On Feb. 14, Semicolon Bookstore celebrated National Black Literacy Day where they hosted events called #ClearTheShelves. The events provided CPS students with free books through community donations.

While the store features a wide range of authors, maintaining black authors and women of color at the forefront of the space is an integral aspect of the store’s efforts to nurture the representation for marginalized identities and voices.  

“Usually 75% to 85% of our stock is all authors of color,” Madonia said. “We carry a lot of women, we carry a lot of black writers, but all kinds of POC authors, so the bulk of our store at all times is writers of color.”

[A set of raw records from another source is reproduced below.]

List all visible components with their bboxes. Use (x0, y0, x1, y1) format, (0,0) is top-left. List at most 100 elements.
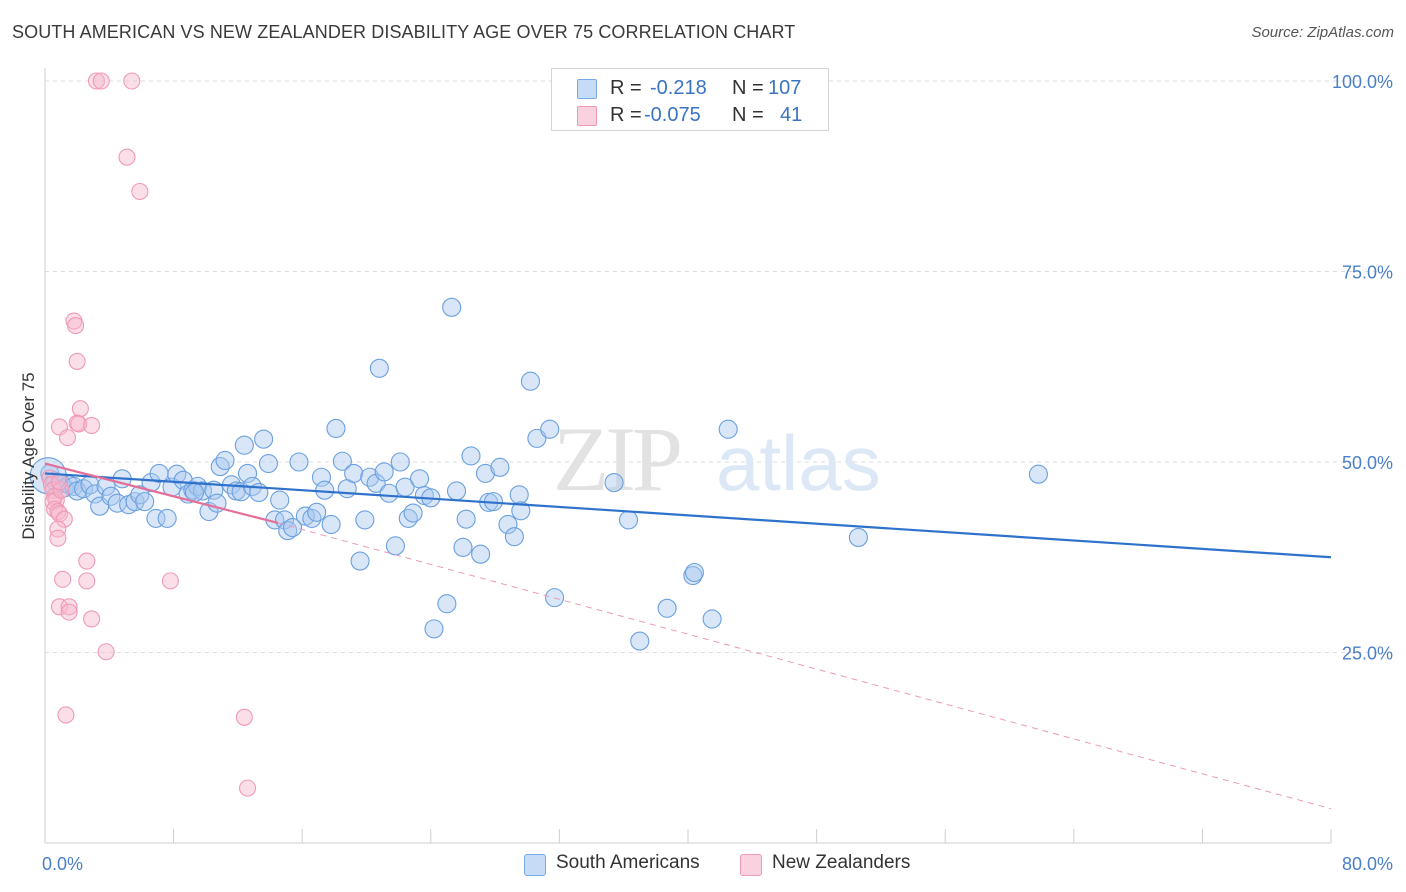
legend-swatch-blue (524, 854, 546, 876)
data-point-new-zealanders (70, 415, 88, 433)
data-point-south-americans (369, 358, 389, 378)
data-point-new-zealanders (57, 706, 75, 724)
data-point-south-americans (85, 484, 105, 504)
data-point-south-americans (184, 482, 205, 503)
legend-r-label: R = (610, 77, 642, 99)
data-point-south-americans (490, 457, 510, 477)
x-tick-label: 0.0% (42, 854, 83, 874)
data-point-south-americans (390, 452, 410, 472)
legend-n-value: 41 (780, 104, 803, 126)
data-point-south-americans (527, 428, 547, 448)
data-point-south-americans (456, 509, 476, 529)
data-point-new-zealanders (123, 72, 141, 90)
axes (44, 68, 1332, 844)
data-point-south-americans (326, 418, 346, 439)
legend-label: New Zealanders (772, 852, 911, 873)
data-point-south-americans (258, 453, 278, 474)
data-point-south-americans (366, 473, 386, 493)
data-point-south-americans (683, 565, 703, 586)
data-point-new-zealanders (78, 552, 96, 570)
data-point-south-americans (461, 446, 481, 466)
y-axis-label: Disability Age Over 75 (19, 372, 38, 539)
data-point-south-americans (446, 481, 467, 501)
data-point-new-zealanders (235, 708, 253, 726)
data-point-south-americans (385, 536, 405, 556)
data-point-south-americans (254, 429, 274, 449)
watermark-zip: ZIP (553, 408, 680, 510)
data-point-south-americans (215, 450, 235, 471)
watermark: ZIP atlas (553, 408, 881, 510)
grid-lines (45, 80, 1392, 653)
data-point-new-zealanders (50, 598, 69, 616)
data-point-new-zealanders (92, 72, 110, 90)
data-point-new-zealanders (50, 505, 69, 523)
data-point-south-americans (374, 462, 394, 482)
data-point-south-americans (135, 492, 155, 512)
legend-swatch-blue (577, 79, 597, 99)
data-point-new-zealanders (161, 572, 179, 590)
y-tick-label: 50.0% (1342, 453, 1393, 473)
data-point-south-americans (475, 463, 496, 483)
data-point-new-zealanders (50, 473, 69, 491)
data-point-south-americans (403, 503, 423, 523)
y-tick-label: 100.0% (1332, 72, 1393, 92)
chart-title: SOUTH AMERICAN VS NEW ZEALANDER DISABILI… (12, 22, 796, 42)
data-point-south-americans (274, 510, 295, 530)
data-point-south-americans (344, 463, 364, 483)
data-point-south-americans (604, 473, 624, 493)
trend-lines (44, 462, 1332, 810)
data-point-new-zealanders (97, 643, 115, 661)
data-point-south-americans (684, 562, 704, 583)
data-point-new-zealanders (49, 529, 67, 547)
legend-swatch-pink (577, 106, 597, 126)
data-point-new-zealanders (58, 429, 77, 447)
data-point-south-americans (509, 485, 529, 505)
data-point-south-americans (540, 419, 560, 439)
data-point-south-americans (350, 551, 370, 571)
legend-r-label: R = (610, 104, 642, 126)
y-tick-label: 25.0% (1342, 644, 1393, 664)
data-point-new-zealanders (60, 598, 78, 616)
legend-n-label: N = (732, 104, 764, 126)
data-point-south-americans (630, 631, 650, 651)
data-point-new-zealanders (60, 603, 78, 621)
data-point-new-zealanders (118, 148, 136, 166)
data-point-new-zealanders (83, 416, 101, 434)
data-point-south-americans (657, 598, 677, 618)
legend-r-value: -0.075 (644, 104, 701, 126)
data-point-new-zealanders (131, 182, 149, 201)
legend-row-south-americans: R = -0.218 N = 107 (552, 75, 828, 101)
data-point-south-americans (453, 537, 473, 557)
data-point-south-americans (520, 371, 541, 391)
data-point-new-zealanders (68, 414, 86, 432)
data-point-south-americans (270, 490, 290, 510)
data-point-south-americans (437, 594, 457, 614)
tick-labels: 25.0% 50.0% 75.0% 100.0% 0.0% 80.0% (42, 72, 1393, 874)
data-point-new-zealanders (238, 779, 257, 797)
data-point-south-americans (125, 492, 145, 512)
data-point-south-americans (848, 527, 868, 547)
data-point-new-zealanders (49, 520, 67, 538)
series-new-zealanders (41, 72, 257, 797)
trend-line-south-americans (44, 472, 1332, 559)
data-point-south-americans (355, 510, 375, 530)
trend-line-new-zealanders-extension (277, 522, 1332, 810)
data-point-south-americans (321, 514, 341, 535)
data-point-south-americans (379, 483, 399, 503)
data-point-south-americans (332, 451, 352, 471)
data-point-south-americans (409, 469, 430, 489)
data-point-new-zealanders (83, 610, 101, 628)
data-point-south-americans (289, 452, 309, 472)
data-point-south-americans (718, 419, 738, 439)
correlation-legend: R = -0.218 N = 107 R = -0.075 N = 41 (551, 68, 829, 131)
data-point-south-americans (130, 485, 150, 505)
data-point-south-americans (146, 508, 166, 528)
data-point-south-americans (1028, 464, 1048, 484)
data-point-south-americans (424, 619, 444, 639)
legend-n-label: N = (732, 77, 764, 99)
data-point-south-americans (283, 517, 303, 538)
data-point-south-americans (618, 510, 639, 530)
legend-r-value: -0.218 (650, 77, 707, 99)
data-point-new-zealanders (66, 317, 85, 335)
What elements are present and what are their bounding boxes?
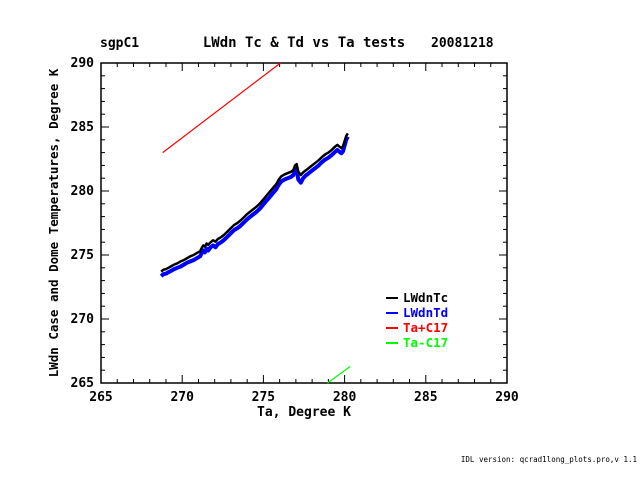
x-axis-title: Ta, Degree K <box>257 405 351 420</box>
legend-label: Ta+C17 <box>403 320 449 335</box>
legend-dash-green <box>386 341 398 344</box>
y-tick-label: 270 <box>70 312 94 327</box>
x-tick-label: 290 <box>495 390 519 405</box>
plot-date-label: 20081218 <box>431 36 494 51</box>
x-tick-label: 285 <box>414 390 438 405</box>
legend-item-ta-minus-c17: Ta-C17 <box>386 335 448 350</box>
series-Ta+C17 <box>162 62 281 154</box>
y-tick-label: 285 <box>70 120 94 135</box>
legend-label: LWdnTd <box>403 305 449 320</box>
legend-dash-blue <box>386 311 398 314</box>
axis-box <box>100 62 508 384</box>
x-tick-label: 265 <box>89 390 113 405</box>
x-tick-label: 280 <box>332 390 357 405</box>
footer-left: Sat Dec 20 10:01:51 2008 Battelle Pacifi… <box>5 441 373 480</box>
legend-dash-red <box>386 326 398 329</box>
y-tick-label: 280 <box>70 184 94 199</box>
series-Ta-C17 <box>327 365 351 384</box>
legend-item-lwdntc: LWdnTc <box>386 290 448 305</box>
legend-item-lwdntd: LWdnTd <box>386 305 448 320</box>
legend-label: LWdnTc <box>403 290 449 305</box>
x-tick-label: 270 <box>170 390 194 405</box>
legend-dash-black <box>386 296 398 299</box>
y-tick-label: 275 <box>70 248 94 263</box>
legend-item-ta-plus-c17: Ta+C17 <box>386 320 448 335</box>
x-tick-label: 275 <box>251 390 276 405</box>
site-label: sgpC1 <box>100 36 140 51</box>
idl-version: IDL version: qcrad1long_plots.pro,v 1.1 <box>460 455 637 464</box>
footer-right: IDL version: qcrad1long_plots.pro,v 1.1 … <box>402 440 637 480</box>
series-LWdnTd <box>159 135 350 278</box>
y-tick-label: 265 <box>70 376 94 391</box>
legend-label: Ta-C17 <box>403 335 449 350</box>
y-tick-label: 290 <box>70 56 94 71</box>
y-axis-title: LWdn Case and Dome Temperatures, Degree … <box>46 68 61 378</box>
legend: LWdnTc LWdnTd Ta+C17 Ta-C17 <box>386 290 448 350</box>
plot-title: LWdn Tc & Td vs Ta tests <box>202 35 406 51</box>
series-LWdnTc <box>160 132 349 273</box>
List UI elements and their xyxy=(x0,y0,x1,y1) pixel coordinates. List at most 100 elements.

The authors featured in the store range from Jessica George, Toni Morrison, Kei Miller and a plethora of other illustrious writers. The Semicolon Bookstore seeks to emphasize the importance of integrating narratives from people of color through the promotion of art and literacy.   

“There is a good amount of self-discovery that comes from it,” Manigault said. “To be able to have that type of outlet emotional, physical, even spiritual, I think is a necessary part of maturity.”

As the Semicolon Bookstore strives to offer a culturally and educationally enriching space for the city of Chicago, they simultaneously invest in a future dedicated to making literacy accessible to all and fostering an appreciation for the voices of people of color.